Der Lehrerberuf im digitalen Wandel

Der Beruf, den wir alle später einmal ergreifen wollen, ist einem steten Wandel unterworfen. Als kompetente Lehrperson ist es daher unerlässlich, sich gesellschaftlichen und technologischen Neuerungen nicht zu verschließen, sondern im Gegenteil darauf bedacht zu sein, eben jenen Veränderungen permanent Rechnung zu tragen. Mit anderen Worten: Das Berufsbild des Lehrers erfordert heutzutage insbesondere Flexibilität. Neben einer sich wandelnden Gesaprächskultur im Klassenzimmer oder der zunehmenden Bedeutung, die das Thema Inklusion beansprucht, geht es in dieser Hinsicht vor allem um die neuen Herausforderungen, denen Lehrpersonen im Zuge der Digitalisierung ausgesetzt sind. 

Die Bundeszentrale für politische Bildung bietet auf ihrer Homepage ein Dossier zum Thema "Digitale Bildung" an. Passend zu dem von mir gewählten Thema wurde dort vor etwa einem Monat ein kurzes Interview mit einem Gymnasiallehrer aus Frankfurt geführt, das sowohl die Chancen als auch die Widrigkeiten in den Blick nimmt, welche die digitale Revolution für die Schule eröffnet (https://www.bpb.de/lernen/digitale-bildung/werkstatt/245958/vergessene-schuelerpasswoerter-und-andere-herausforderungen).

Da ich von der Annahme ausgehe, dass jeder, der zufällig auf diesen Blogeintrag aufmerksam geworden ist, auch die Muße besitzt, sich den verlinkten Artikel zu Gemüte zu führen, werde ich dessen genauen Inhalt nicht noch einmal bis in das letzte Detail aufdröseln. Einige Anmerkungen, die den Umgang mit ihm erleichtern, möchte ich dennoch noch zum Besten geben. 

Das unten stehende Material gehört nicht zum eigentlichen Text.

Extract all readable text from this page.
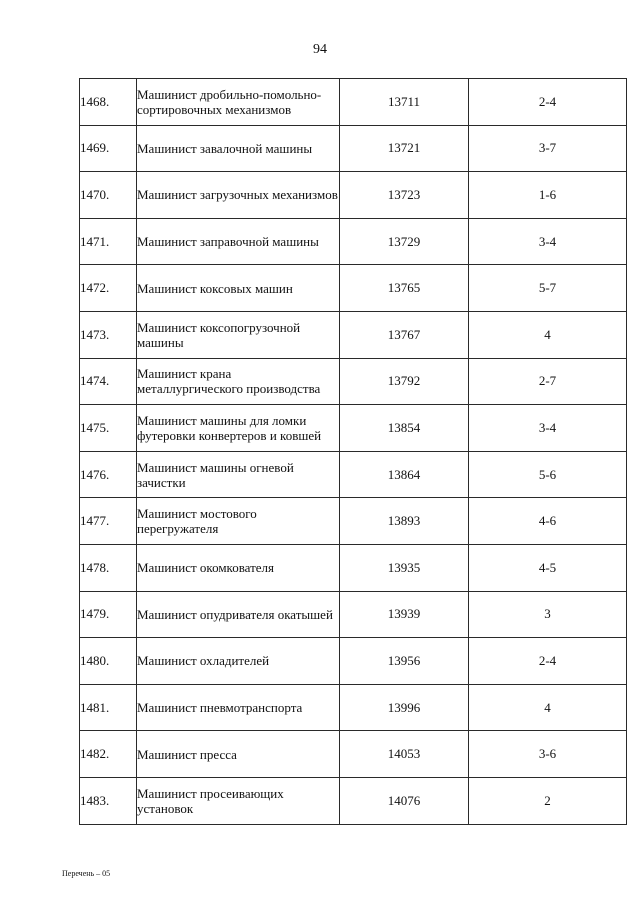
94
1468.	Машинист дробильно-помольно-сортировочных механизмов	13711	2-4
1469.	Машинист завалочной машины	13721	3-7
1470.	Машинист загрузочных механизмов	13723	1-6
1471.	Машинист заправочной машины	13729	3-4
1472.	Машинист коксовых машин	13765	5-7
1473.	Машинист коксопогрузочной машины	13767	4
1474.	Машинист крана металлургического производства	13792	2-7
1475.	Машинист машины для ломки футеровки конвертеров и ковшей	13854	3-4
1476.	Машинист машины огневой зачистки	13864	5-6
1477.	Машинист мостового перегружателя	13893	4-6
1478.	Машинист окомкователя	13935	4-5
1479.	Машинист опудривателя окатышей	13939	3
1480.	Машинист охладителей	13956	2-4
1481.	Машинист пневмотранспорта	13996	4
1482.	Машинист пресса	14053	3-6
1483.	Машинист просеивающих установок	14076	2
Перечень – 05
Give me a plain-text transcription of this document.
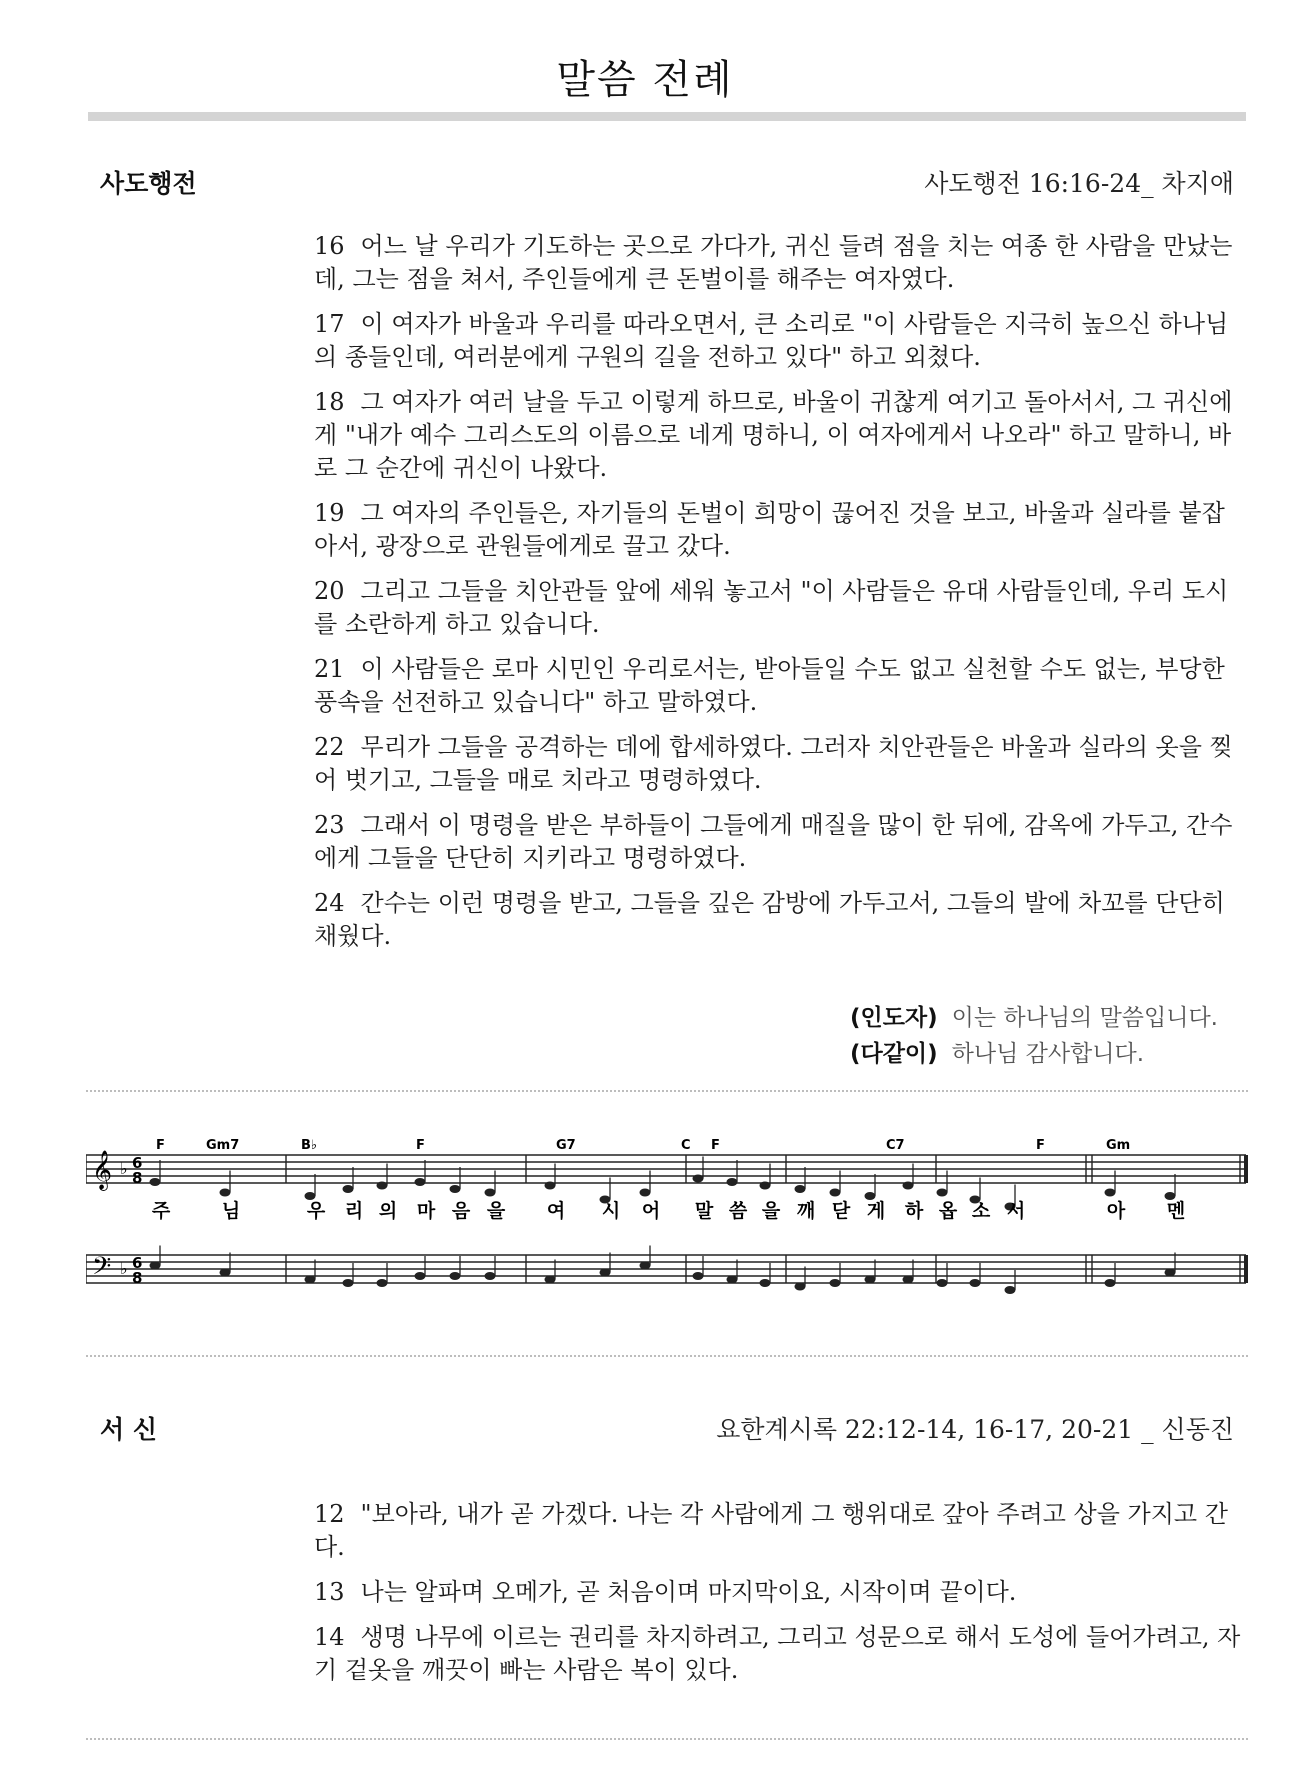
말씀 전례
사도행전	사도행전 16:16-24_ 차지애

16 어느 날 우리가 기도하는 곳으로 가다가, 귀신 들려 점을 치는 여종 한 사람을 만났는데, 그는 점을 쳐서, 주인들에게 큰 돈벌이를 해주는 여자였다.

17 이 여자가 바울과 우리를 따라오면서, 큰 소리로 "이 사람들은 지극히 높으신 하나님의 종들인데, 여러분에게 구원의 길을 전하고 있다" 하고 외쳤다.

18 그 여자가 여러 날을 두고 이렇게 하므로, 바울이 귀찮게 여기고 돌아서서, 그 귀신에게 "내가 예수 그리스도의 이름으로 네게 명하니, 이 여자에게서 나오라" 하고 말하니, 바로 그 순간에 귀신이 나왔다.

19 그 여자의 주인들은, 자기들의 돈벌이 희망이 끊어진 것을 보고, 바울과 실라를 붙잡아서, 광장으로 관원들에게로 끌고 갔다.

20 그리고 그들을 치안관들 앞에 세워 놓고서 "이 사람들은 유대 사람들인데, 우리 도시를 소란하게 하고 있습니다.

21 이 사람들은 로마 시민인 우리로서는, 받아들일 수도 없고 실천할 수도 없는, 부당한 풍속을 선전하고 있습니다" 하고 말하였다.

22 무리가 그들을 공격하는 데에 합세하였다. 그러자 치안관들은 바울과 실라의 옷을 찢어 벗기고, 그들을 매로 치라고 명령하였다.

23 그래서 이 명령을 받은 부하들이 그들에게 매질을 많이 한 뒤에, 감옥에 가두고, 간수에게 그들을 단단히 지키라고 명령하였다.

24 간수는 이런 명령을 받고, 그들을 깊은 감방에 가두고서, 그들의 발에 차꼬를 단단히 채웠다.

(인도자) 이는 하나님의 말씀입니다.
(다같이) 하나님 감사합니다.
𝄞
𝄢
♭ 6
8
♭ 6
8
F	Gm7	B♭	F	G7	C F	C7	F	Gm
주	님	우 리 의 마 음 을 여 시 어 말 씀 을 깨 닫 게 하 옵 소 서	아 멘
서 신	요한계시록 22:12-14, 16-17, 20-21 _ 신동진

12 "보아라, 내가 곧 가겠다. 나는 각 사람에게 그 행위대로 갚아 주려고 상을 가지고 간다.

13 나는 알파며 오메가, 곧 처음이며 마지막이요, 시작이며 끝이다.

14 생명 나무에 이르는 권리를 차지하려고, 그리고 성문으로 해서 도성에 들어가려고, 자기 겉옷을 깨끗이 빠는 사람은 복이 있다.
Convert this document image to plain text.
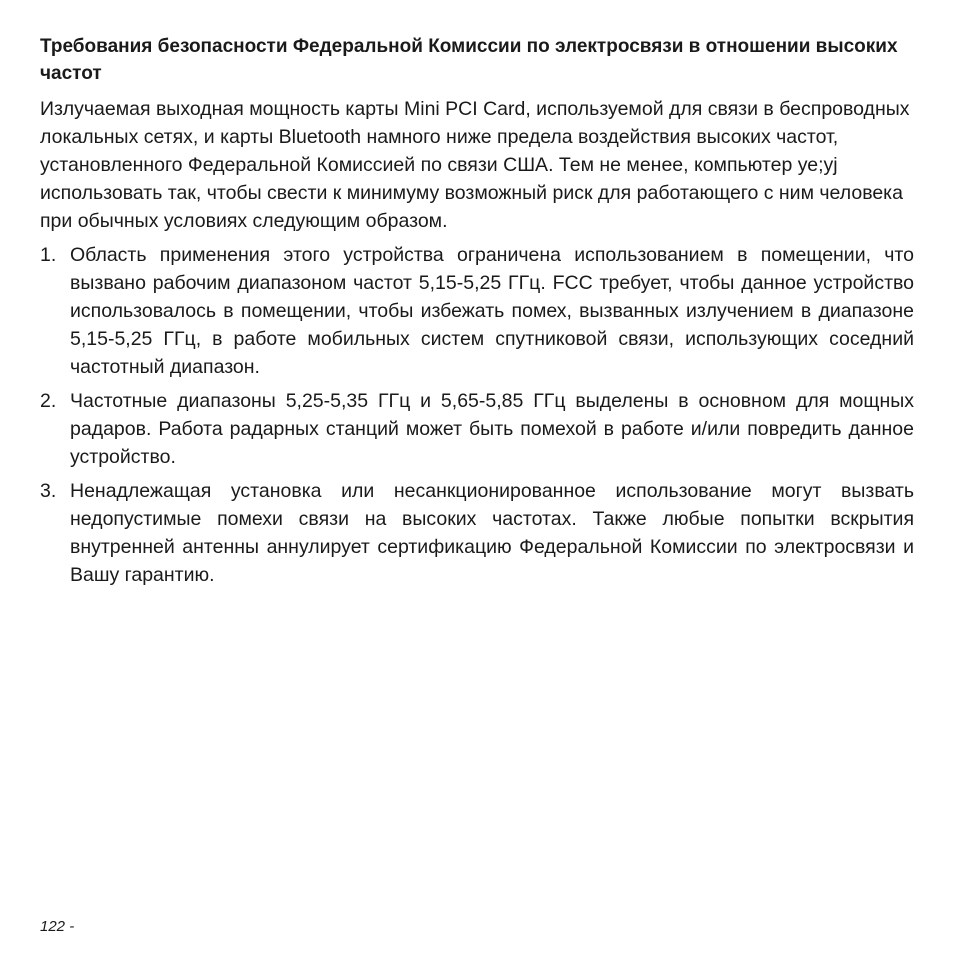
Требования безопасности Федеральной Комиссии по электросвязи в отношении высоких частот

Излучаемая выходная мощность карты Mini PCI Card, используемой для связи в беспроводных локальных сетях, и карты Bluetooth намного ниже предела воздействия высоких частот, установленного Федеральной Комиссией по связи США. Тем не менее, компьютер уе;уj использовать так, чтобы свести к минимуму возможный риск для работающего с ним человека при обычных условиях следующим образом.

1. Область применения этого устройства ограничена использованием в помещении, что вызвано рабочим диапазоном частот 5,15-5,25 ГГц. FCC требует, чтобы данное устройство использовалось в помещении, чтобы избежать помех, вызванных излучением в диапазоне 5,15-5,25 ГГц, в работе мобильных систем спутниковой связи, использующих соседний частотный диапазон.
2. Частотные диапазоны 5,25-5,35 ГГц и 5,65-5,85 ГГц выделены в основном для мощных радаров. Работа радарных станций может быть помехой в работе и/или повредить данное устройство.
3. Ненадлежащая установка или несанкционированное использование могут вызвать недопустимые помехи связи на высоких частотах. Также любые попытки вскрытия внутренней антенны аннулирует сертификацию Федеральной Комиссии по электросвязи и Вашу гарантию.
122 -
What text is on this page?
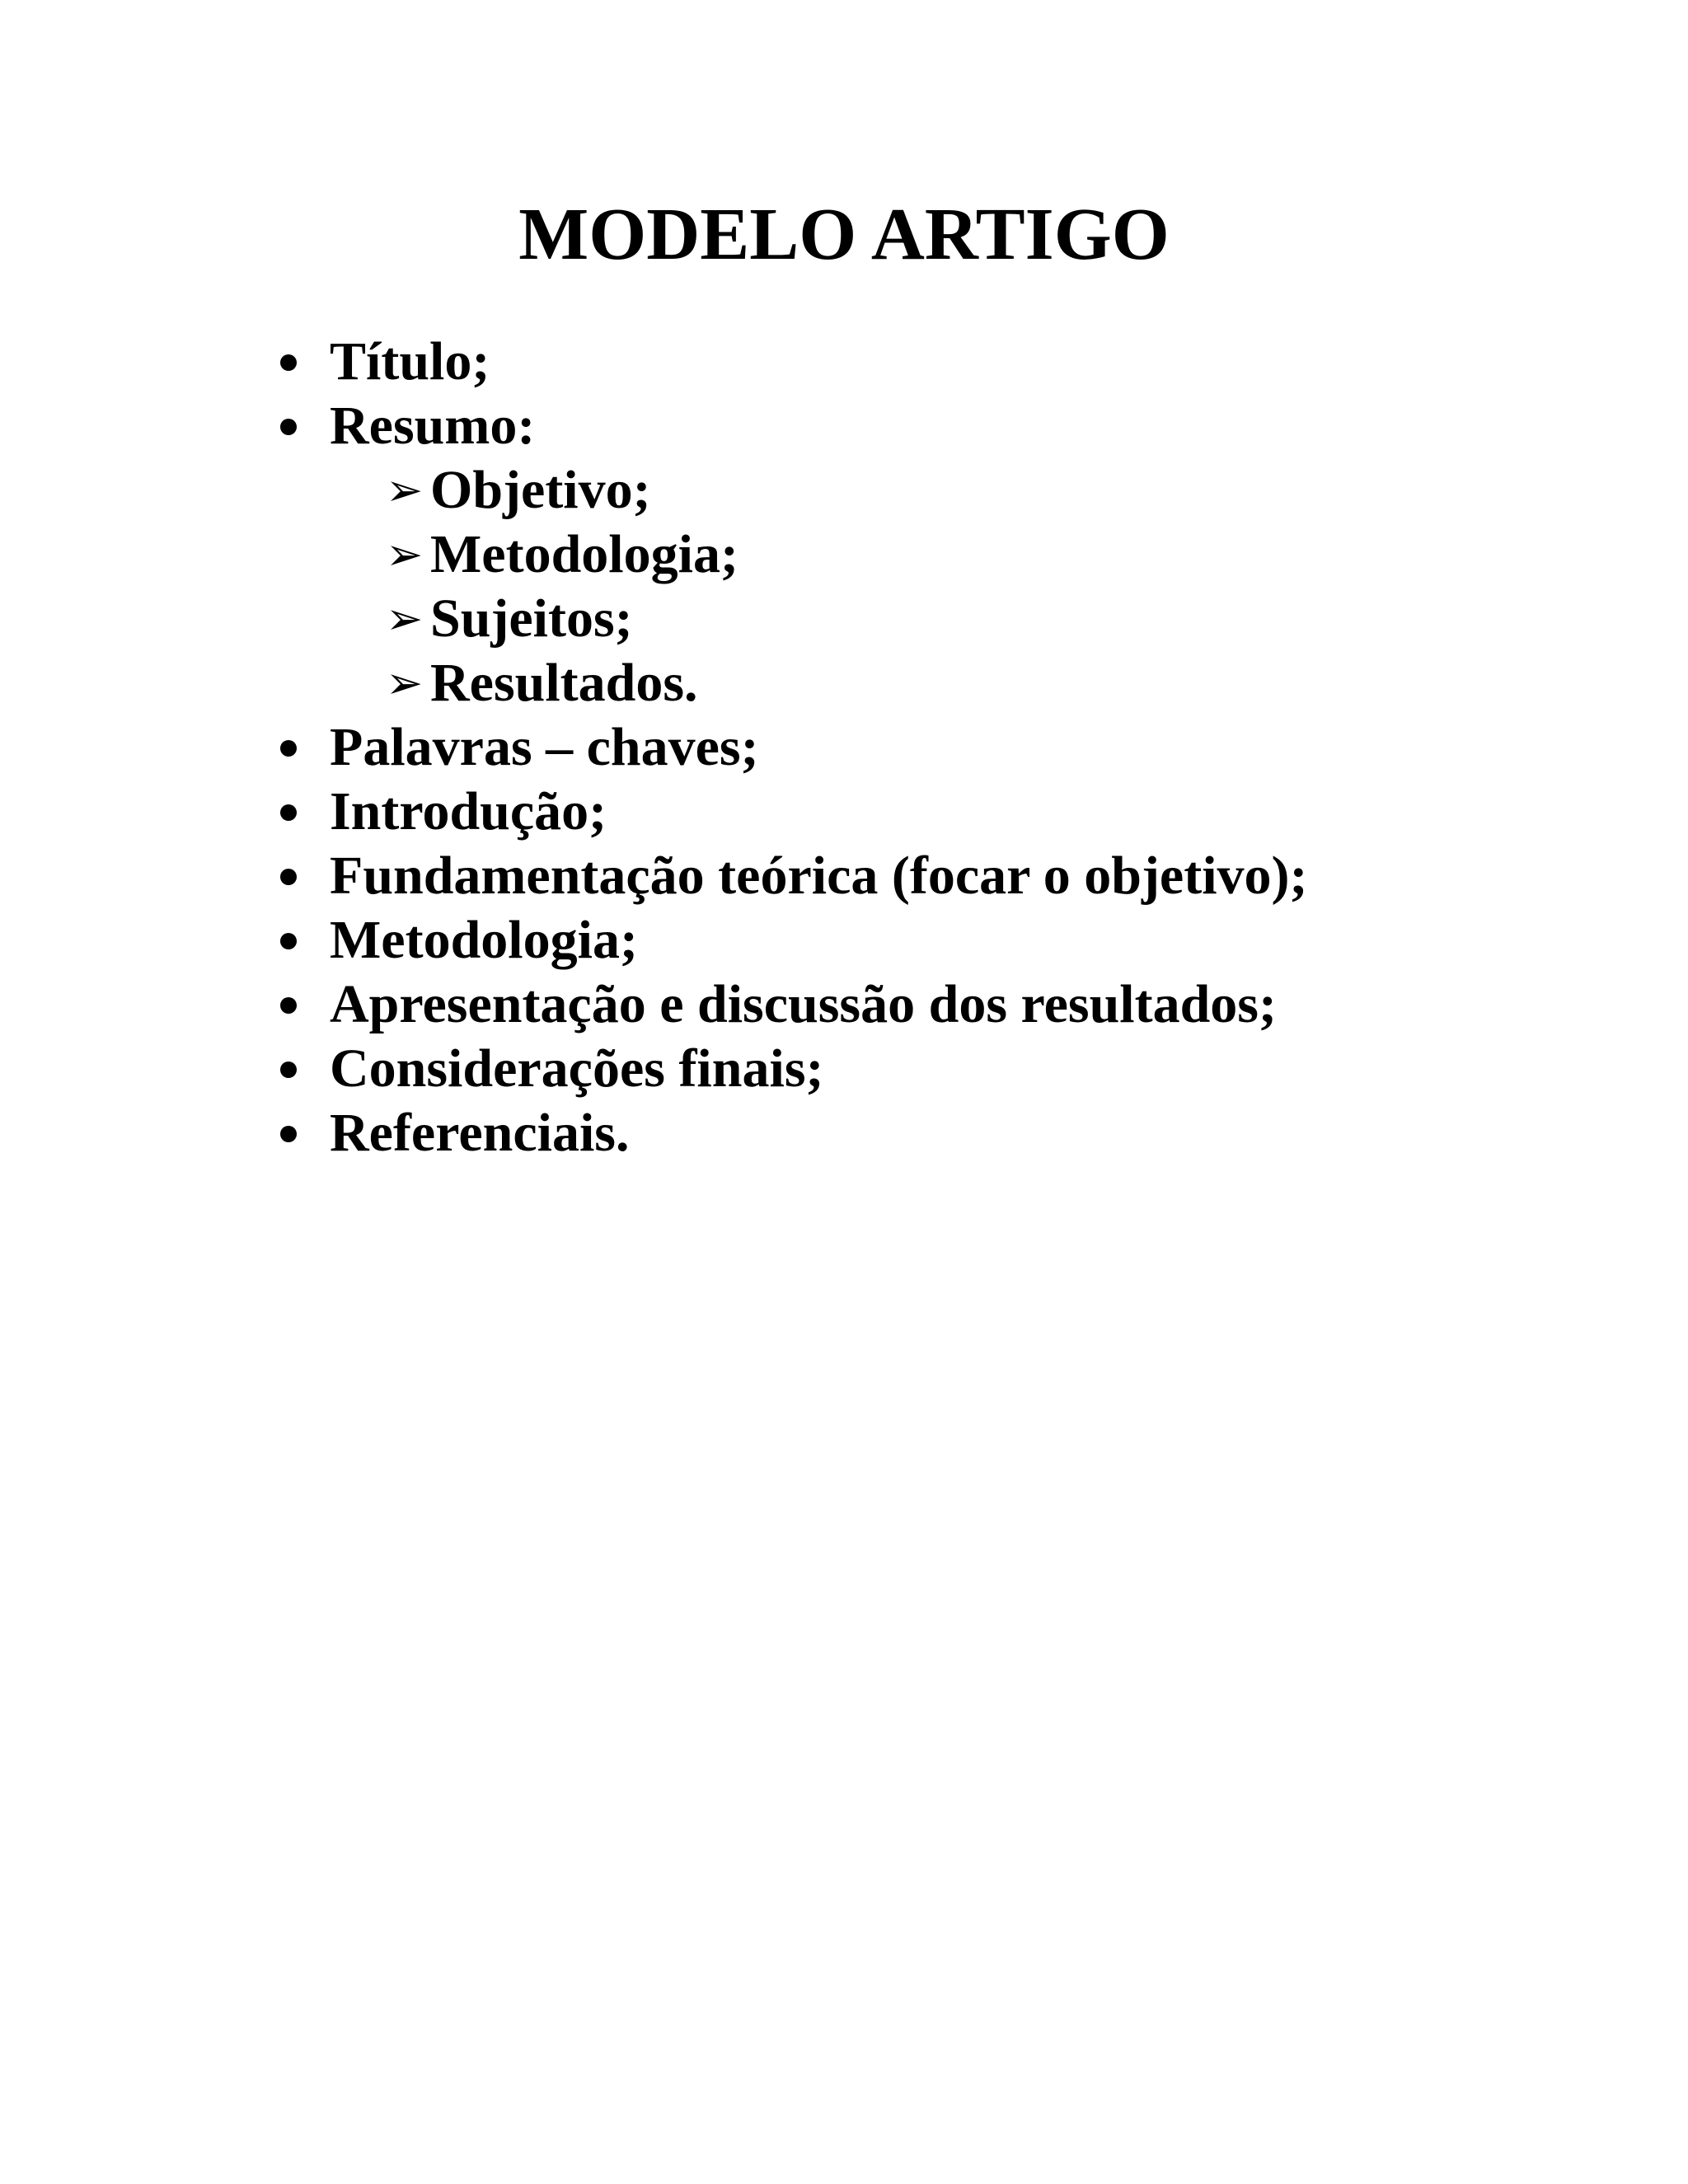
MODELO ARTIGO
Título;
Resumo:
➢ Objetivo;
➢ Metodologia;
➢ Sujeitos;
➢ Resultados.
Palavras – chaves;
Introdução;
Fundamentação teórica (focar o objetivo);
Metodologia;
Apresentação e discussão dos resultados;
Considerações finais;
Referenciais.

Zunächst einmal ist bei der Lektüre die Tatsache zu beachten, dass es sich um einen sehr kurzen Artikel handelt, der zudem lediglich eine subjektive und individuelle Sicht einer einzigen Lehrperson widergibt. Der Leser sollte sich demnach darüber im Klaren sein, dass der Artikel nur einen Einstieg in das Thema ermöglichen kann, keinesfalls aber eine fundierte Analyse. 

Dennoch habe ich das Interview für die Fundgrube ausgwählt. Warum? Zum einen, weil die befragte Lehrperson konsequent versucht, beide Seiten der Medaille abzubilden. Trotz der Kürze des Artikels wird der Fokus sowohl auf die Chancen als auch auf die Widrigkeiten der digitalen Schule gelegt. Falls das Interview also als Einstieg in die Thematik genutzt wird, wird der Leser nicht wissentlich in eine bestimmte Position getrieben, sondern kann sich eigenständig Gedanken zu dem Beschriebenen machen.

Zum anderen deshalb, weil mir die Fokussierung auf den Umgang einer Lehrperson mit digitalen Mitteln zugesagt hat. Sehr viele Berichte drehen sich um die Möglichkeiten und Gefahren, die Schüler in diesem Themenfeld erleben. Der von mir ausgwählte Bericht unternimmt nun den Versuch, auch die Lehrperson mit ins Boot zu holen und dadurch eine breitere Themenpalette abzudecken.